Nanoparticle-based drug delivery systems for controllable photodynamic cancer therapy

Abstract

Compared with the traditional treatment, photodynamic therapy (PDT) in the treatment of malignant tumors has the advantages of less damage to normal tissues, quick therapeutic effect, and ability to repeat treatments to the same site. However, most of the traditional photosensitizers (PSs) have severe skin photosensitization, poor tumor targeting, and low therapeutic effect in hypoxic tumor environment, which limit the application of PDT. Nanoparticle-based drug delivery systems can improve the targeting of PSs and release drugs with controllable photoactivity at predetermined locations, so as to achieve desired therapeutic effects with minimal side-effects. The present review summarizes the current nanoparticle platforms for PDT, and offers the description of different strategies including tumor-targeted delivery, controlled-release of PSs and the triggered photoactivity to achieve controllable PDT by nanoparticle-based drug delivery systems. The challenges and prospects for further development of intelligent PSs for PDT are also discussed.

Introduction

Traditional cancer therapies such as surgery, chemotherapy, and radiotherapy are unable to achieve satisfactory results on metastasis disease (Liu et al., 2019b; Min et al., 2005). Several complementary anti-cancer therapies, including gene therapy, hormonal therapy, and photodynamic therapy (PDT), have been used alone or in combination with traditional methods to improve therapeutic effects and alleviate side-effects (Sedighi et al., 2019). Among these therapies, PDT is a relatively new treatment modality with irreplaceable unique advantages for no matter the primary or metastatic malignant tumors (Dolmans et al., 2003).

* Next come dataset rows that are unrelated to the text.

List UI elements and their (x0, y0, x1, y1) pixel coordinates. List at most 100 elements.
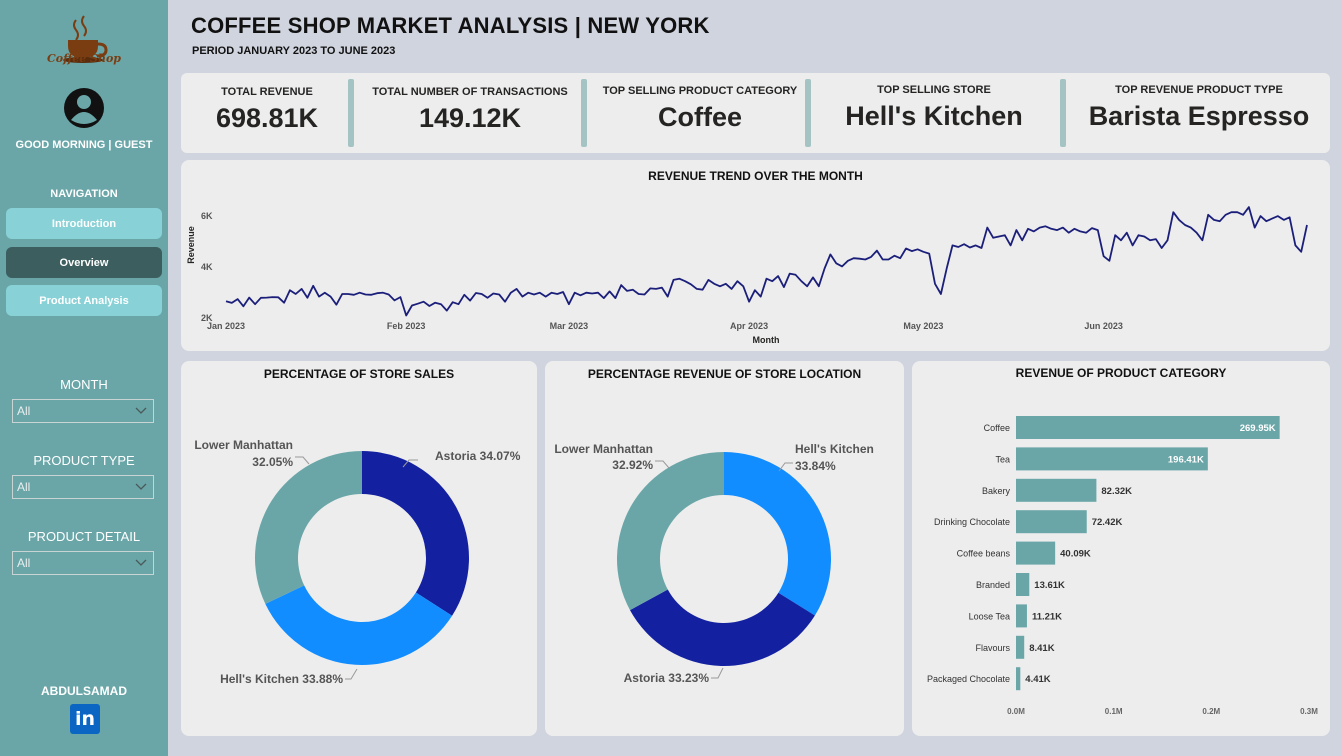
kpi-value: Hell's Kitchen (845, 101, 1023, 131)
x-tick-label: 0.1M (1105, 707, 1123, 716)
slice-data-label: Lower Manhattan (194, 438, 293, 452)
x-tick-label: Apr 2023 (730, 321, 768, 331)
bar-value-label: 4.41K (1025, 674, 1050, 685)
category-label: Flavours (975, 643, 1010, 653)
slice-data-label: Hell's Kitchen 33.88% (220, 672, 343, 686)
kpi-label: TOP SELLING STORE (877, 84, 991, 96)
chevron-down-icon (135, 407, 147, 414)
x-axis-label: Month (753, 335, 780, 345)
slice-data-label: 32.92% (612, 458, 653, 472)
logo-text: Coffee Shop (47, 52, 121, 65)
store-sales-donut-chart: Astoria 34.07% Hell's Kitchen 33.88% Lower… (194, 438, 521, 686)
donut-slice-lower-manhattan[interactable] (617, 452, 724, 611)
greeting-text: GOOD MORNING | GUEST (15, 139, 153, 151)
kpi-separator (348, 79, 354, 147)
product-type-filter-label: PRODUCT TYPE (33, 453, 135, 468)
kpi-label: TOP SELLING PRODUCT CATEGORY (602, 85, 798, 97)
y-tick-label: 4K (201, 262, 213, 272)
bar-value-label: 82.32K (1101, 486, 1132, 497)
product-type-filter-value: All (17, 480, 31, 494)
revenue-trend-chart: 2K4K6KRevenueJan 2023 Feb 2023 Mar 2023 Apr… (186, 206, 1308, 345)
linkedin-icon[interactable]: in (70, 704, 100, 734)
bar-value-label: 269.95K (1240, 423, 1276, 434)
slice-data-label: 33.84% (795, 459, 836, 473)
month-filter-dropdown[interactable]: All (12, 399, 154, 423)
nav-product-analysis-button[interactable]: Product Analysis (6, 285, 162, 316)
category-label: Drinking Chocolate (934, 517, 1010, 527)
category-bar[interactable] (1016, 478, 1097, 502)
kpi-top-store: TOP SELLING STORE Hell's Kitchen (813, 73, 1055, 153)
kpi-separator (1060, 79, 1066, 147)
category-bar[interactable] (1016, 635, 1025, 659)
bar-value-label: 196.41K (1168, 454, 1204, 465)
x-tick-label: 0.0M (1007, 707, 1025, 716)
product-category-panel: REVENUE OF PRODUCT CATEGORY Coffee 269.95… (912, 361, 1330, 736)
label-leader-line (711, 667, 724, 679)
category-label: Loose Tea (969, 611, 1010, 621)
category-bar[interactable] (1016, 510, 1087, 534)
product-detail-filter-label: PRODUCT DETAIL (27, 529, 141, 544)
category-label: Branded (976, 580, 1010, 590)
month-filter-value: All (17, 404, 31, 418)
slice-data-label: 32.05% (252, 455, 293, 469)
revenue-trend-panel: REVENUE TREND OVER THE MONTH 2K 4K 6K Reven… (181, 160, 1330, 351)
chevron-down-icon (135, 559, 147, 566)
category-label: Packaged Chocolate (927, 674, 1010, 684)
bar-value-label: 40.09K (1060, 549, 1091, 560)
donut-slice-lower-manhattan[interactable] (255, 451, 362, 604)
x-tick-label: Jan 2023 (207, 321, 245, 331)
kpi-label: TOTAL REVENUE (221, 86, 313, 98)
product-detail-filter-value: All (17, 556, 31, 570)
kpi-top-category: TOP SELLING PRODUCT CATEGORY Coffee (589, 73, 811, 153)
coffee-cup-logo-icon (63, 15, 108, 63)
category-bar[interactable] (1016, 541, 1056, 565)
store-sales-panel: PERCENTAGE OF STORE SALES Astoria 34.07%… (181, 361, 537, 736)
bar-value-label: 13.61K (1034, 580, 1065, 591)
slice-data-label: Astoria 34.07% (435, 449, 521, 463)
bar-value-label: 11.21K (1032, 611, 1062, 622)
x-tick-label: 0.3M (1300, 707, 1318, 716)
navigation-title: NAVIGATION (50, 188, 118, 200)
category-bar[interactable] (1016, 573, 1030, 596)
donut-slice-astoria[interactable] (362, 451, 469, 616)
kpi-value: Barista Espresso (1088, 101, 1310, 131)
revenue-series-line (225, 206, 1308, 317)
chevron-down-icon (135, 483, 147, 490)
nav-overview-button[interactable]: Overview (6, 247, 162, 278)
label-leader-line (345, 668, 358, 680)
donut-slice-hell-s-kitchen[interactable] (724, 452, 831, 616)
category-label: Tea (995, 454, 1010, 464)
nav-introduction-button[interactable]: Introduction (6, 208, 162, 239)
slice-data-label: Lower Manhattan (554, 442, 653, 456)
x-tick-label: 0.2M (1202, 707, 1220, 716)
kpi-value: Coffee (657, 102, 742, 132)
kpi-value: 149.12K (418, 103, 522, 133)
kpi-separator (581, 79, 587, 147)
kpi-value: 698.81K (215, 103, 319, 133)
kpi-label: TOTAL NUMBER OF TRANSACTIONS (372, 86, 568, 98)
y-tick-label: 6K (201, 211, 213, 221)
y-axis-label: Revenue (186, 226, 196, 264)
category-label: Coffee (984, 423, 1010, 433)
category-bar[interactable] (1016, 604, 1027, 628)
slice-data-label: Astoria 33.23% (624, 671, 710, 685)
sidebar: Coffee Shop GOOD MORNING | GUEST NAVIGAT… (0, 0, 168, 756)
donut-slice-astoria[interactable] (629, 589, 815, 666)
bar-value-label: 72.42K (1092, 517, 1123, 528)
category-bar[interactable] (1016, 667, 1021, 691)
x-tick-label: Mar 2023 (550, 321, 589, 331)
user-avatar-icon (64, 88, 104, 128)
kpi-separator (805, 79, 811, 147)
x-tick-label: Feb 2023 (387, 321, 426, 331)
category-label: Coffee beans (957, 549, 1011, 559)
author-name: ABDULSAMAD (41, 684, 127, 698)
kpi-total-transactions: TOTAL NUMBER OF TRANSACTIONS 149.12K (361, 73, 579, 153)
label-leader-line (655, 460, 670, 469)
product-type-filter-dropdown[interactable]: All (12, 475, 154, 499)
page-subtitle: PERIOD JANUARY 2023 TO JUNE 2023 (192, 45, 396, 57)
slice-data-label: Hell's Kitchen (795, 442, 874, 456)
label-leader-line (295, 456, 310, 465)
kpi-label: TOP REVENUE PRODUCT TYPE (1115, 84, 1283, 96)
x-tick-label: Jun 2023 (1084, 321, 1123, 331)
product-detail-filter-dropdown[interactable]: All (12, 551, 154, 575)
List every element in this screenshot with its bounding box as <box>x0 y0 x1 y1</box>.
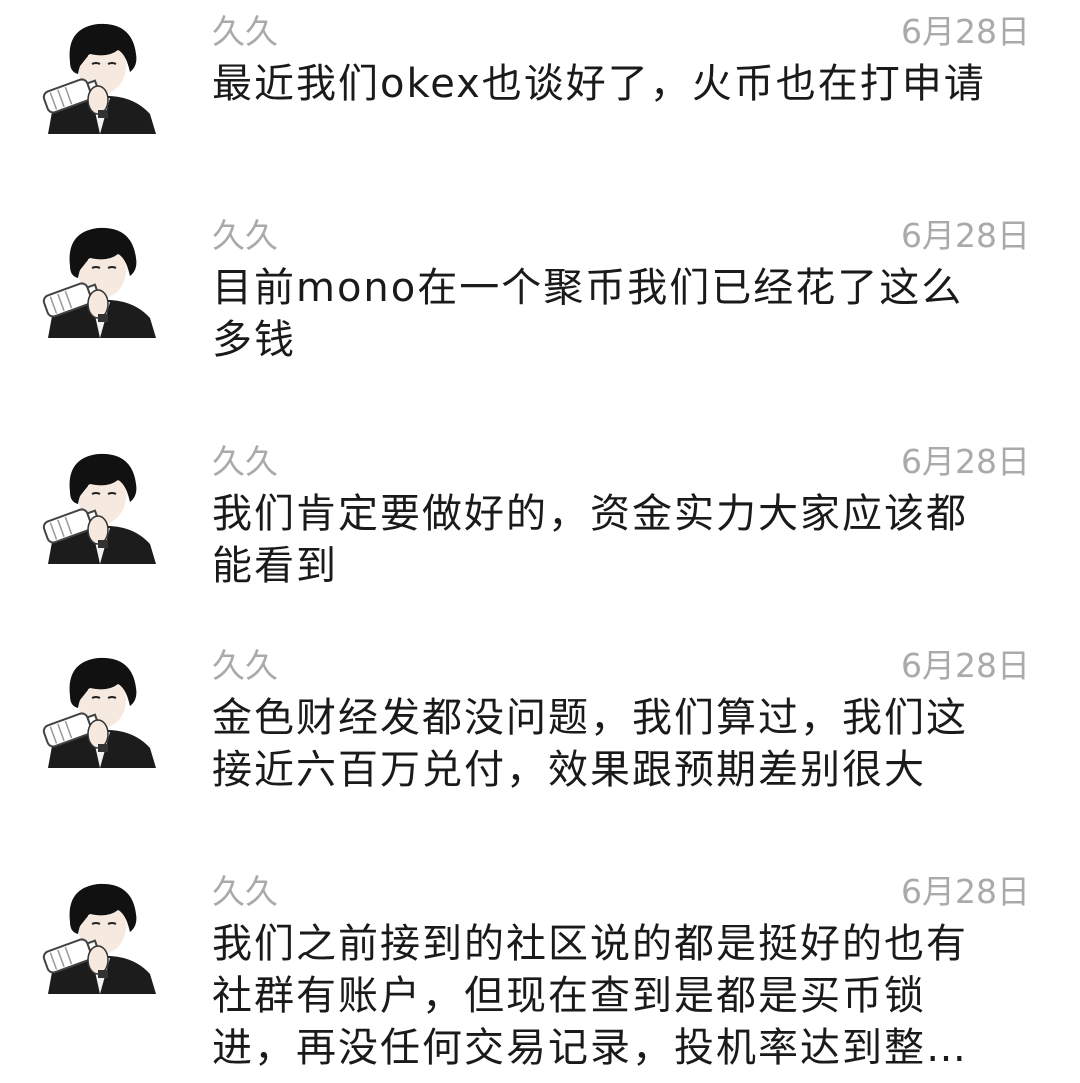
sender-name: 久久 <box>212 12 278 51</box>
message-text-line: 我们肯定要做好的，资金实力大家应该都 <box>212 491 968 537</box>
message-text: 金色财经发都没问题，我们算过，我们这 接近六百万兑付，效果跟预期差别很大 <box>212 692 1012 796</box>
avatar[interactable] <box>40 14 160 134</box>
message-text: 目前mono在一个聚币我们已经花了这么 多钱 <box>212 262 1012 366</box>
avatar[interactable] <box>40 874 160 994</box>
sender-name: 久久 <box>212 646 278 685</box>
avatar[interactable] <box>40 648 160 768</box>
message-text-line: 进，再没任何交易记录，投机率达到整… <box>212 1025 968 1071</box>
message-text: 最近我们okex也谈好了，火币也在打申请 <box>212 58 1012 110</box>
message-text-line: 能看到 <box>212 543 338 589</box>
message-item[interactable]: 久久 6月28日 最近我们okex也谈好了，火币也在打申请 <box>0 12 1080 214</box>
message-text-line: 我们之前接到的社区说的都是挺好的也有 <box>212 921 968 967</box>
avatar[interactable] <box>40 218 160 338</box>
message-text-line: 目前mono在一个聚币我们已经花了这么 <box>212 265 964 311</box>
avatar-boy-drinking-icon <box>42 453 156 564</box>
avatar-boy-drinking-icon <box>42 883 156 994</box>
sender-name: 久久 <box>212 442 278 481</box>
message-time: 6月28日 <box>901 216 1030 255</box>
avatar-boy-drinking-icon <box>42 657 156 768</box>
message-time: 6月28日 <box>901 12 1030 51</box>
message-text-line: 社群有账户，但现在查到是都是买币锁 <box>212 973 926 1019</box>
avatar-boy-drinking-icon <box>42 227 156 338</box>
message-text-line: 金色财经发都没问题，我们算过，我们这 <box>212 695 968 741</box>
sender-name: 久久 <box>212 872 278 911</box>
message-text: 我们肯定要做好的，资金实力大家应该都 能看到 <box>212 488 1012 592</box>
message-time: 6月28日 <box>901 872 1030 911</box>
avatar[interactable] <box>40 444 160 564</box>
message-text-line: 最近我们okex也谈好了，火币也在打申请 <box>212 61 986 107</box>
avatar-boy-drinking-icon <box>42 23 156 134</box>
message-item[interactable]: 久久 6月28日 我们之前接到的社区说的都是挺好的也有 社群有账户，但现在查到是都… <box>0 872 1080 1074</box>
sender-name: 久久 <box>212 216 278 255</box>
message-text: 我们之前接到的社区说的都是挺好的也有 社群有账户，但现在查到是都是买币锁 进，再没任… <box>212 918 1012 1074</box>
message-item[interactable]: 久久 6月28日 我们肯定要做好的，资金实力大家应该都 能看到 <box>0 442 1080 644</box>
message-text-line: 多钱 <box>212 317 296 363</box>
message-text-line: 接近六百万兑付，效果跟预期差别很大 <box>212 747 926 793</box>
message-time: 6月28日 <box>901 442 1030 481</box>
message-time: 6月28日 <box>901 646 1030 685</box>
message-item[interactable]: 久久 6月28日 金色财经发都没问题，我们算过，我们这 接近六百万兑付，效果跟预期… <box>0 646 1080 848</box>
message-item[interactable]: 久久 6月28日 目前mono在一个聚币我们已经花了这么 多钱 <box>0 216 1080 418</box>
message-list: 久久 6月28日 最近我们okex也谈好了，火币也在打申请 久久 6月28日 目… <box>0 0 1080 1083</box>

PDT as a minimally invasive or non-invasive treatment, has been widely used in various types of cancer and other diseases. PDT can be applied repeatedly with low cumulative toxicity and no drug resistance. The anti-cancer effects of PDT could be summarized to three main mechanisms: the generation of reactive oxygen species (ROS), destruction of tumor-related blood vessels, and the activation of the immune response against cancer cells (Dolmans et al., 2003). Although PDT has many advantages, there are still some challenges in the wide application of PDT. One challenge is the long-enduring photoactivities of photosensitizers (PSs) which could cause severe skin photosensitization. The patients should stay in dark for several weeks after treatments. In addition, the lack of tumor selectivity of PSs might lead to high normal tissue accumulation and the consequent local and systemic toxic side-effects. The hypoxic tumor microenvironment is a very common characteristic of solid tumors. Due to the severe oxygen dependence, the therapeutic efficacy of PDT in hypoxic solid tumor is limited (Dolmans et al., 2003; Li et al., 2018c).

Nanotechnology which focused on studying the properties and the applications of materials with structure size in the range of 1-100 nm has been widely used in various fields. In biomedical research fields, nanotechnology has been used to design and development of drug delivery systems (DDSs). Nanotechnology-based drug delivery systems (NDDSs) offer many potential advantages in cancer treatment, such as improving targeting of the therapeutic drugs, protecting drugs from degradation during in vivo transport, controlled drug release at specific sites or cells in response to specific signals, and thus improving the therapeutic efficacy while minimizing side effects (Gao et al., 2014; Ortiz et al., 2017; Singh and Mitragotri, 2019). PSs entrapped in NDDSs could be passively target tumor tissues, or actively target specific cancer cells or even cellular organelles to improve the distribution of PSs in the tumor (Gao et al., 2014). The NDDSs could be designed to be responsive to light, heat, ultrasound and other physical signals, or be responsive to the special physiological characteristics of tumor and the surrounding microenvironment, so as to realize controlled-release of PSs at specific sites to increase the therapeutic effects of PDT and minimize the phototoxicity of PSs. By delicate design, the photodynamic activities of some PSs could be quenched inside the NDDS and be recovered in response to the stimulations, which could further minimize the toxicity and side-effects of PSs. Some NDDS could improve the anoxic environment of solid tumors by increasing the oxygen supply in tumor tissues, thus further enhancing the therapeutic effect of PDT.

The present review summarizes the current nanoparticle platforms for PDT, and offers the description of different strategies to achieve controllable PDT by NDDSs. We focused on three strategies including the tumor-targeted drug delivery, controlled-release of PSs and the triggered photoactivity of PSs by NDDSs. The potential challenges and prospects for further development of intelligent PSs for PDT are also discussed.